Most people in a general way admit the necessity for obedience. Not so many, however, are willing to admit the need of obedience to the divine will; while all too few are willing to pay the price of obedience by eliminating from their thinking hatred, envy, jealousy, anger, resentment, and other evil qualities. Yet these errors must be eliminated, if on our part there is to be willing obedience to God; for they blind us to our duty both to God and to our fellow-man. They should have no place in the mental home of the Christian Scientist; and should any of them be found there, they should be dealt with as outlaws, as false thoughts. Unless one guards his consciousness against all errors of thought, they will attempt to rob him of his possessions—right ideas; if he admits them to his mental home, they will try to create so much disturbance that he will not be able to hear the "still small voice" of Truth. Obedience does not dwell in the same consciousness with these disturbers of the peace.

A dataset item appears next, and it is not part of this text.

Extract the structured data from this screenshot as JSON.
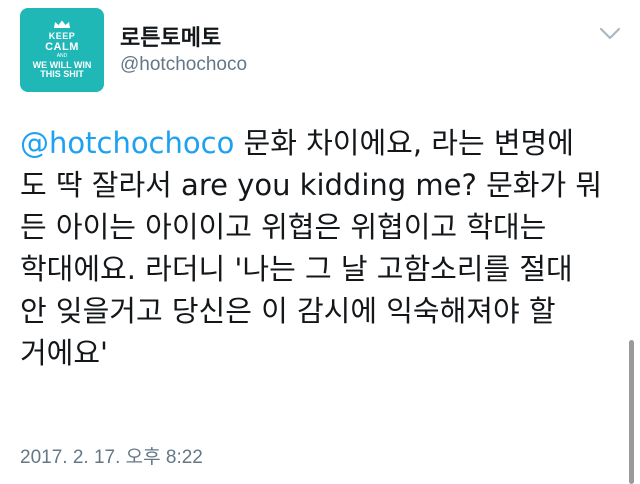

Obedience should become a habit with us. Then it will not forsake us in a crisis. Habits, as we know, become established as such through frequent repetition. It is thus, too, that the habit of obedience is formed —through keeping thought and desire constantly in the line of duty, and subordinating our own personal wills to the divine will. Says Mrs. Eddy in "Science and Health with Key to the Scriptures" (p. 62), "The entire education of children should be such as to form habits of obedience to the moral and spiritual law, with which the child can meet and master the belief in so-called physical laws, a belief which breeds disease." One who has been thus directed in the formation of habits of obedience will find that he has acquired something of inestimable value; for, whatever his business in life, it will help him to make right decisions. In our relations with other people we are repeatedly confronted with situations where it is necessary to make a choice of ways. In such cases, before finally deciding, do we make it a practice prayerfully to seek divine guidance? Or do we plunge ahead, trusting to something or other, which we may call luck, to bring the matter to a happy conclusion? The way of right prayer is the way of obedience.

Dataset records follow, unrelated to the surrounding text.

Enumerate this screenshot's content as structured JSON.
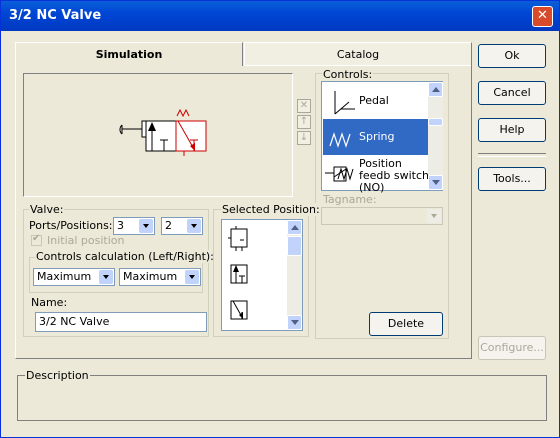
{
  "window": {
    "title": "3/2 NC Valve"
  },
  "tabs": [
    {
      "label": "Simulation"
    },
    {
      "label": "Catalog"
    }
  ],
  "side_buttons": {
    "ok": "Ok",
    "cancel": "Cancel",
    "help": "Help",
    "tools": "Tools...",
    "configure": "Configure..."
  },
  "controls": {
    "label": "Controls:",
    "items": [
      {
        "label": "Pedal"
      },
      {
        "label": "Spring"
      },
      {
        "label": "Position feedb switch (NO)"
      }
    ],
    "selected": "Spring",
    "tagname_label": "Tagname:"
  },
  "valve": {
    "group_label": "Valve:",
    "ports_label": "Ports/Positions:",
    "ports_value": "3",
    "positions_value": "2",
    "initial_position_label": "Initial position",
    "controls_calc_label": "Controls calculation (Left/Right):",
    "left_calc": "Maximum",
    "right_calc": "Maximum",
    "name_label": "Name:",
    "name_value": "3/2 NC Valve"
  },
  "selected_position": {
    "label": "Selected Position:"
  },
  "delete_label": "Delete",
  "description": {
    "label": "Description"
  },
  "colors": {
    "titlebar": "#0046D5",
    "selection": "#316AC5",
    "valve_active": "#CC0000"
  }
}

It is the restrictions of law against which the disobedient rebel. Yet it is because of their disobedience that restrictions or inhibitions are necessary. The disobedient one may think he is accomplishing something when he breaks the law without being discovered. Sometime he will awake to the fact that his lawlessness, together with the lawlessness of others of his class, has brought about the very restrictions of which he complains. The obedient do not find the law restrictive. On the contrary, they find these restrictions a help to them, because they are consciously able to work with and not against the forces of law and order. "Wherefore," says Paul, "the law was our schoolmaster to bring us unto Christ, that we might be justified by faith."